Trends in U.S. Agricultural Export Credit Guarantee Programs and P.L. 480, Title I, FY1992-FY2002


 

Publication Date: March 2004

Publisher: Library of Congress. Congressional Research Service

Author(s):

Research Area: Trade

Type:

Abstract:

Export credit guarantee programs operated by the Commodity Credit Corporation (CCC) and P.L. 480, Title I, supported 7% or $3.7 billion of total agricultural exports of $53 billion in FY2002. Over the 11-year period from FY1992 to FY2002, CCC export credit guarantee programs and P.L. 480, Title I food aid programs have been used to finance agricultural commodity exports to over 100 countries. In FY2002, funding for export credit guarantee programs was $3.4 billion and funding for P.L. 480, Title I, was $102 million. Export credit guarantee programs are used to encourage, increase, and maintain U.S. exports in countries where credit is used, but such exports would not be feasible without a guarantee. P.L. 480, Title I, uses long term credit agreements to facilitate government-togovernment purchases of agricultural commodities by developing countries with the potential to become commercial markets.

Export credit guarantee programs include the short-term Export Credit Guarantee Program (GSM-102), the Intermediate Export Credit Guarantee Program (GSM-103), the Supplier Credit Guarantee Program (SCGP), and the Facilities Financing Guarantee Program (FGP). P.L. 480, Title I, is also included because it provides long term credit for government-to-government agricultural sales.
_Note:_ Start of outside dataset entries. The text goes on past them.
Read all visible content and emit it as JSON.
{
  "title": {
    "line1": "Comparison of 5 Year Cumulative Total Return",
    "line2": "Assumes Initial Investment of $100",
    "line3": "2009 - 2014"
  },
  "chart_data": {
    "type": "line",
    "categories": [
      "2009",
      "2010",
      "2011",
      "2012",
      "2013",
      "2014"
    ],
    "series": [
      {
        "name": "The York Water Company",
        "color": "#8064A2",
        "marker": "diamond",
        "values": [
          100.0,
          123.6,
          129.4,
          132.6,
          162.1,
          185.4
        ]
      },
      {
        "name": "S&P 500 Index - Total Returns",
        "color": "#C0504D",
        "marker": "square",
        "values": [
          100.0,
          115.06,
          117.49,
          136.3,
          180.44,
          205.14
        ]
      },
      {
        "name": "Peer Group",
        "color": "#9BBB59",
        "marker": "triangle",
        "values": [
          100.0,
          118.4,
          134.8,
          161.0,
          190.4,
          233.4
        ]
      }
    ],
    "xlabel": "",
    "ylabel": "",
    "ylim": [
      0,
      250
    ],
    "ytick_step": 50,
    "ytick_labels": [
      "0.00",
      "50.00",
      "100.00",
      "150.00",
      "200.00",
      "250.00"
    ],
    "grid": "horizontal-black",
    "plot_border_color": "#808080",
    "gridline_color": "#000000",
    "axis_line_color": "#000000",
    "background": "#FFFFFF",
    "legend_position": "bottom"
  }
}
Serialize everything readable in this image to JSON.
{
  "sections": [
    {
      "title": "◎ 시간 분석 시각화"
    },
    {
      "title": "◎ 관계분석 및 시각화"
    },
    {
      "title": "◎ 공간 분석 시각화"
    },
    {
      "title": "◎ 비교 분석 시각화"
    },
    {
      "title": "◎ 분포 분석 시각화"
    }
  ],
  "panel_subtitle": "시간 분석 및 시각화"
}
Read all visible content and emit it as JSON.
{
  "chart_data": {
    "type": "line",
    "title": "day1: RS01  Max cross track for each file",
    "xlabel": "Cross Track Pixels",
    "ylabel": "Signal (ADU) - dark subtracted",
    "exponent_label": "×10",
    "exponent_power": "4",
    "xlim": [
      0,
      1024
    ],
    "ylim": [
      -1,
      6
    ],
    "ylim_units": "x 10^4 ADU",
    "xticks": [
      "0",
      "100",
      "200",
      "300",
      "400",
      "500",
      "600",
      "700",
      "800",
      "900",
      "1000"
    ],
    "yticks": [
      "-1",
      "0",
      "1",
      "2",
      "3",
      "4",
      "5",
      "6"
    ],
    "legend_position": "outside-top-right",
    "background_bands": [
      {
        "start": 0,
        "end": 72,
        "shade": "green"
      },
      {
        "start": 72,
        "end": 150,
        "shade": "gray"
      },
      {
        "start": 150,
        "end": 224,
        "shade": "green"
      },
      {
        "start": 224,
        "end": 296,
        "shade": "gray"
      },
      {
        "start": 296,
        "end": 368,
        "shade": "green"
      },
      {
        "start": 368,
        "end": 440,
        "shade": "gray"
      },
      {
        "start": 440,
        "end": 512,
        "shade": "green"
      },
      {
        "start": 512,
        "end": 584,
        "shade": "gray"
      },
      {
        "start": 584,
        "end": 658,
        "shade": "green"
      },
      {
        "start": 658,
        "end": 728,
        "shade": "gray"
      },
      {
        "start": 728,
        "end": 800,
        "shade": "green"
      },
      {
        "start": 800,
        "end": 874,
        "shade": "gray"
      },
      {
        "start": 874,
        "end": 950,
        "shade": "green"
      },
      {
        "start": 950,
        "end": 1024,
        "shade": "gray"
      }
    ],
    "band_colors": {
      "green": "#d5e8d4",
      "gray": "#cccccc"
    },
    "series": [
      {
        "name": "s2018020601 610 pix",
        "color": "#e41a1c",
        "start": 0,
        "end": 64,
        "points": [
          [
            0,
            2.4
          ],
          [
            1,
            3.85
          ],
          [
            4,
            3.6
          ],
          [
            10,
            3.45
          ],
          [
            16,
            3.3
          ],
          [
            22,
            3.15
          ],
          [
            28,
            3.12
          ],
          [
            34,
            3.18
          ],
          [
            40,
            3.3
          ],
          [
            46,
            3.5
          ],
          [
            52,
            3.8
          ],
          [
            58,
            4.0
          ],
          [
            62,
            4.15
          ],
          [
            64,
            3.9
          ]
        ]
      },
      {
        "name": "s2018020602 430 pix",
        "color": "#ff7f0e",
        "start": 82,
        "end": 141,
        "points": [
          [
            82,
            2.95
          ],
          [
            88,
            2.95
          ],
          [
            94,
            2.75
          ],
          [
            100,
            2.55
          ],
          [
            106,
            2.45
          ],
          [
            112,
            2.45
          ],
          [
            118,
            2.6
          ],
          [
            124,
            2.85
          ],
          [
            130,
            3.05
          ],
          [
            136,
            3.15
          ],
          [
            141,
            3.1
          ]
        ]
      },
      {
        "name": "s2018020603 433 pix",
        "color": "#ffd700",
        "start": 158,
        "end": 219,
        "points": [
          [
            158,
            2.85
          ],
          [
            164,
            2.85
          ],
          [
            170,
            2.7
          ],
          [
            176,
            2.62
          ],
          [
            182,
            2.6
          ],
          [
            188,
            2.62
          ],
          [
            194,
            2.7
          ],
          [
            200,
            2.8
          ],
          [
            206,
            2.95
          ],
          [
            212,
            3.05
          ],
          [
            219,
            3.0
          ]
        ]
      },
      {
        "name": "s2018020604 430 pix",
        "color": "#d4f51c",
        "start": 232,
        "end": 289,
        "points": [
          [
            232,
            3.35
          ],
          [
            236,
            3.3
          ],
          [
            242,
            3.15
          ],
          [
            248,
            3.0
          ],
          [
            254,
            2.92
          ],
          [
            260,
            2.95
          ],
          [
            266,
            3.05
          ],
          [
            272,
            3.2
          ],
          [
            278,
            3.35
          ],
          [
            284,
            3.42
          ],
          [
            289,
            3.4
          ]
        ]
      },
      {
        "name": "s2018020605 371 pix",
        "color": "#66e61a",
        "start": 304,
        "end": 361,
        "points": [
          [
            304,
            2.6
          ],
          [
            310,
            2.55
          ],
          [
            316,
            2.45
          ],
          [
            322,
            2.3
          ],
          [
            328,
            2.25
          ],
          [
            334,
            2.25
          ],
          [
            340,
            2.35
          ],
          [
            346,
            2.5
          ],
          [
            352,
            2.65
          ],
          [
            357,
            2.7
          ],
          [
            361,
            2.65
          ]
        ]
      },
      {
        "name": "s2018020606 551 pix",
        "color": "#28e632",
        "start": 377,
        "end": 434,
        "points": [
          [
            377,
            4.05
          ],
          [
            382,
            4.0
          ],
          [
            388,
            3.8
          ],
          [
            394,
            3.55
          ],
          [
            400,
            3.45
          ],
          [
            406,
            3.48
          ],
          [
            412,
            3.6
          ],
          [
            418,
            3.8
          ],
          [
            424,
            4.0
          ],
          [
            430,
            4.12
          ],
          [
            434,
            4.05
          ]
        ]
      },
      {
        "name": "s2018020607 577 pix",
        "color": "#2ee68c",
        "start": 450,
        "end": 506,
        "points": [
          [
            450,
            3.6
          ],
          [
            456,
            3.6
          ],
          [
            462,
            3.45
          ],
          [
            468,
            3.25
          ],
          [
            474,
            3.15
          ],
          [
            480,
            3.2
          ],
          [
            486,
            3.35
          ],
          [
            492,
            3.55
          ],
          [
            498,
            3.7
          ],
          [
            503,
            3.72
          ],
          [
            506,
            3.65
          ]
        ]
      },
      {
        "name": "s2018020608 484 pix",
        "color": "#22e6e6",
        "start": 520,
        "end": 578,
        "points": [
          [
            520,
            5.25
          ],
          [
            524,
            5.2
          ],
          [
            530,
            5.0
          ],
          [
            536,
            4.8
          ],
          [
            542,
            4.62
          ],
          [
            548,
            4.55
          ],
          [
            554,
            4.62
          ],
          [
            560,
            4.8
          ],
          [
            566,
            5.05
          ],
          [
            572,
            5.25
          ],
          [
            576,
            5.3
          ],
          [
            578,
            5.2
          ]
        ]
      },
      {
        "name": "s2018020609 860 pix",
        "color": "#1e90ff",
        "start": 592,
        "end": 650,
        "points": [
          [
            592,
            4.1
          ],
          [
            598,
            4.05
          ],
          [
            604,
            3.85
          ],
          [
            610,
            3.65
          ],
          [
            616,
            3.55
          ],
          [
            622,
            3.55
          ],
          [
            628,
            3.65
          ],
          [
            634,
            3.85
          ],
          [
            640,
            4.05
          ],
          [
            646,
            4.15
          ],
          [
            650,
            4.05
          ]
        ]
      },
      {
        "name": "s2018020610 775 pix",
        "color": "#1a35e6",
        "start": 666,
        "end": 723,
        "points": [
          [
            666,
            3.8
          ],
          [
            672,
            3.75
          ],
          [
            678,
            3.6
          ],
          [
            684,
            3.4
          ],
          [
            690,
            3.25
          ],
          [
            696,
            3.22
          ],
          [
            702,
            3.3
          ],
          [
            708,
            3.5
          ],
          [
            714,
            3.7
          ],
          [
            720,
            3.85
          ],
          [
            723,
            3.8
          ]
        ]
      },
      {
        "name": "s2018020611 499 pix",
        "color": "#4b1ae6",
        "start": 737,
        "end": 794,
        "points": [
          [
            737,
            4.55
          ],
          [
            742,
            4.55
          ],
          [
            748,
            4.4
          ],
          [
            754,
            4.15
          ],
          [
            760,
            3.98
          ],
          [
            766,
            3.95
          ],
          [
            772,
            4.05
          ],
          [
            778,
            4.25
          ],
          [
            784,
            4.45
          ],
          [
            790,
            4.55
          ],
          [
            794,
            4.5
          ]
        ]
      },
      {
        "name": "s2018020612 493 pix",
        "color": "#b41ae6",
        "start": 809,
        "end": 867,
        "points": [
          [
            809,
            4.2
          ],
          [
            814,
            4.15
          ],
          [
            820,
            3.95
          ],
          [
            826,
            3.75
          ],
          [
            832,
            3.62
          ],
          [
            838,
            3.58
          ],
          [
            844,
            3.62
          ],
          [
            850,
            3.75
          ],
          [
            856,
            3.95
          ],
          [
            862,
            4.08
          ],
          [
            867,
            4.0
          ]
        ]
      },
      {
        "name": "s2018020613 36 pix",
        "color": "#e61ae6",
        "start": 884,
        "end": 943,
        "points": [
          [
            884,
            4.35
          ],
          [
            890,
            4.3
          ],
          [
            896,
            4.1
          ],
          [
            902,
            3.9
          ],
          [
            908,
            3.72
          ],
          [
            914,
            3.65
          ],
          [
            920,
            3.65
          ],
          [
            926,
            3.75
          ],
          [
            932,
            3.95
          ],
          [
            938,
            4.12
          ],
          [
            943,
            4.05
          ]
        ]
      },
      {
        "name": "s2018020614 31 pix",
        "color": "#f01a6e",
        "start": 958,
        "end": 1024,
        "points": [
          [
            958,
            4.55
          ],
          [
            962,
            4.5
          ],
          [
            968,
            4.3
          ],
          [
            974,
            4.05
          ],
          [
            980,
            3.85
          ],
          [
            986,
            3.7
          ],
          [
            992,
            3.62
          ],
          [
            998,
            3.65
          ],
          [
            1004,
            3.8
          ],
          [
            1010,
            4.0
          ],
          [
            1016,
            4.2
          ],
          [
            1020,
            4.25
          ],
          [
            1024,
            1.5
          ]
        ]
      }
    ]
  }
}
Export credit guarantee programs are part of a broad range of agricultural export programs that include export subsidy programs and market promotion programs, although these programs are not covered in this report.

Among other things, this report shows that funding for export credit guarantee programs varies from year to year; funding for export credit guarantee programs increased from FY1999 to FY2002; funding for Title I decreased from FY2000 to FY2002; more agricultural commodities have been exported using GSM-102 than GSM-103; the commodity mix varies annually but the broad commodity categories remain similar; countries' use of government credit export programs and P.L. 480, Title I, vary annually depending upon each country's preference and ability to use and pay off credit; and export credit guarantee programs and P.L. 480, Title I, as a percent of total agricultural exports increased from FY2000 to FY2002.

This report provides tables and graphs on the composition of U.S. export credit guarantee programs. Data is restricted to U.S. Department of Agriculture (USDA) data that includes commodity value. This report will be updated as circumstances warrant.